We can create a reference to this button in the TTTViewController. In iOS terms, we call this as an outlet. An IBOutlet variable in the controller represents some UI element in the Interface Builder.

To create an outlet, select the Assistant Editor on the toolbar. Place your TTTViewController.Xib on one side and TTTViewController.h on the other side.

Now right click on the button and point to New Referencing Outlet in the dropdown and drag it to the .h file as shown below.

assistant editor

Give the variable a name in the popover and select connect.

name and connect

Now your interface file will have an IBOutlet variable auto generated as shown below.

#import <UIKit/UIKit.h>
@interface TTTViewController : UIViewController
@property (weak, nonatomic) IBOutlet UIButton *btnClickMe;

We can also specify the action that should be invoked on the touch of a button.

Right click on the button and select the circle and drag a connection from the Touch Up Inside event of the button to the controller file as shown below.

touch up inside

Enter the method name and select connect.


Now your interface file will change as shown below.

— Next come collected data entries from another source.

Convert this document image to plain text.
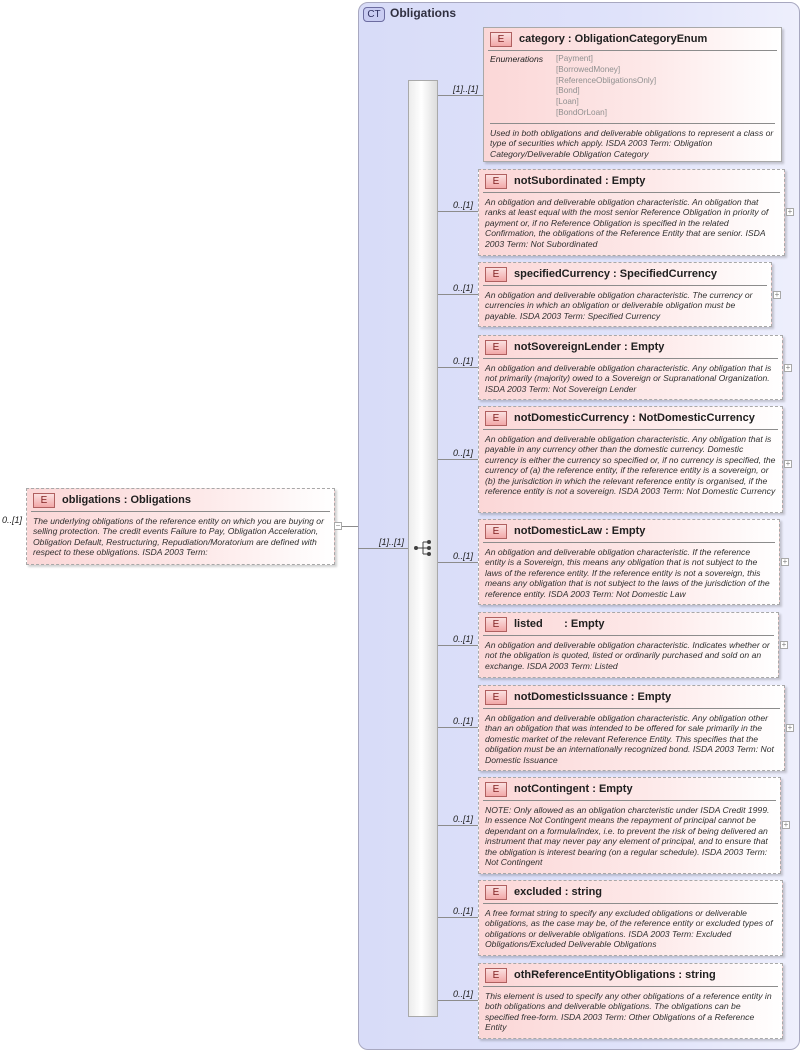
0..[1]
E	obligations : Obligations
The underlying obligations of the reference entity on which you are buying or selling protection. The credit events Failure to Pay, Obligation Acceleration, Obligation Default, Restructuring, Repudiation/Moratorium are defined with respect to these obligations. ISDA 2003 Term:
−
CT Obligations
[1]..[1]
[1]..[1]
E	category : ObligationCategoryEnum
Enumerations	[Payment]
[BorrowedMoney]
[ReferenceObligationsOnly]
[Bond]
[Loan]
[BondOrLoan]
Used in both obligations and deliverable obligations to represent a class or type of securities which apply. ISDA 2003 Term: Obligation Category/Deliverable Obligation Category
0..[1]
E	notSubordinated : Empty
An obligation and deliverable obligation characteristic. An obligation that ranks at least equal with the most senior Reference Obligation in priority of payment or, if no Reference Obligation is specified in the related Confirmation, the obligations of the Reference Entity that are senior. ISDA 2003 Term: Not Subordinated
+
0..[1]
E	specifiedCurrency : SpecifiedCurrency
An obligation and deliverable obligation characteristic. The currency or currencies in which an obligation or deliverable obligation must be payable. ISDA 2003 Term: Specified Currency
+
0..[1]
E	notSovereignLender : Empty
An obligation and deliverable obligation characteristic. Any obligation that is not primarily (majority) owed to a Sovereign or Supranational Organization. ISDA 2003 Term: Not Sovereign Lender
+
0..[1]
E	notDomesticCurrency : NotDomesticCurrency
An obligation and deliverable obligation characteristic. Any obligation that is payable in any currency other than the domestic currency. Domestic currency is either the currency so specified or, if no currency is specified, the currency of (a) the reference entity, if the reference entity is a sovereign, or (b) the jurisdiction in which the relevant reference entity is organised, if the reference entity is not a sovereign. ISDA 2003 Term: Not Domestic Currency
+
0..[1]
E	notDomesticLaw : Empty
An obligation and deliverable obligation characteristic. If the reference entity is a Sovereign, this means any obligation that is not subject to the laws of the reference entity. If the reference entity is not a sovereign, this means any obligation that is not subject to the laws of the jurisdiction of the reference entity. ISDA 2003 Term: Not Domestic Law
+
0..[1]
E	listed       : Empty
An obligation and deliverable obligation characteristic. Indicates whether or not the obligation is quoted, listed or ordinarily purchased and sold on an exchange. ISDA 2003 Term: Listed
+
0..[1]
E	notDomesticIssuance : Empty
An obligation and deliverable obligation characteristic. Any obligation other than an obligation that was intended to be offered for sale primarily in the domestic market of the relevant Reference Entity. This specifies that the obligation must be an internationally recognized bond. ISDA 2003 Term: Not Domestic Issuance
+
0..[1]
E	notContingent : Empty
NOTE: Only allowed as an obligation charcteristic under ISDA Credit 1999. In essence Not Contingent means the repayment of principal cannot be dependant on a formula/index, i.e. to prevent the risk of being delivered an instrument that may never pay any element of principal, and to ensure that the obligation is interest bearing (on a regular schedule). ISDA 2003 Term: Not Contingent
+
0..[1]
E	excluded : string
A free format string to specify any excluded obligations or deliverable obligations, as the case may be, of the reference entity or excluded types of obligations or deliverable obligations. ISDA 2003 Term: Excluded Obligations/Excluded Deliverable Obligations
0..[1]
E	othReferenceEntityObligations : string
This element is used to specify any other obligations of a reference entity in both obligations and deliverable obligations. The obligations can be specified free-form. ISDA 2003 Term: Other Obligations of a Reference Entity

@interface TTTViewController : UIViewController
@property (weak, nonatomic) IBOutlet UIButton *btnClickMe;- (IBAction)btnClickAction:(id)sender;

Points to note:

  • IBAction means that this method will be invoked on some action in the View.
  • IBAction denotes a void return value.
  • sender argument in the method denotes the reference to the button that is clicked.
  • id is the generic data type for all Objective C classes.
  • An empty method definition will also be auto generated in the implementation file.
  • Thus, the View interacts with the Controller by setting the target action that should be invoked in the Controller when the user interacts with the View.

We will define the method in the implementation file as given below.

- (IBAction)btnClickAction:(id)sender {    
    UIAlertView *alertView = [[UIAlertView alloc] initWithTitle:@"Hi" message:@"Button clicked!!!" delegate:self cancelButtonTitle:@"OK" otherButtonTitles:nil];
    [alertView show];

Note the way an alert View is created. Select alt and click on UIAlertview to get more information on alert View.

Run the application in the simulator.



By the end of this article you should understand how XCode has simplified programming to a large extent.

We’ll explore some more interesting concepts in my future articles.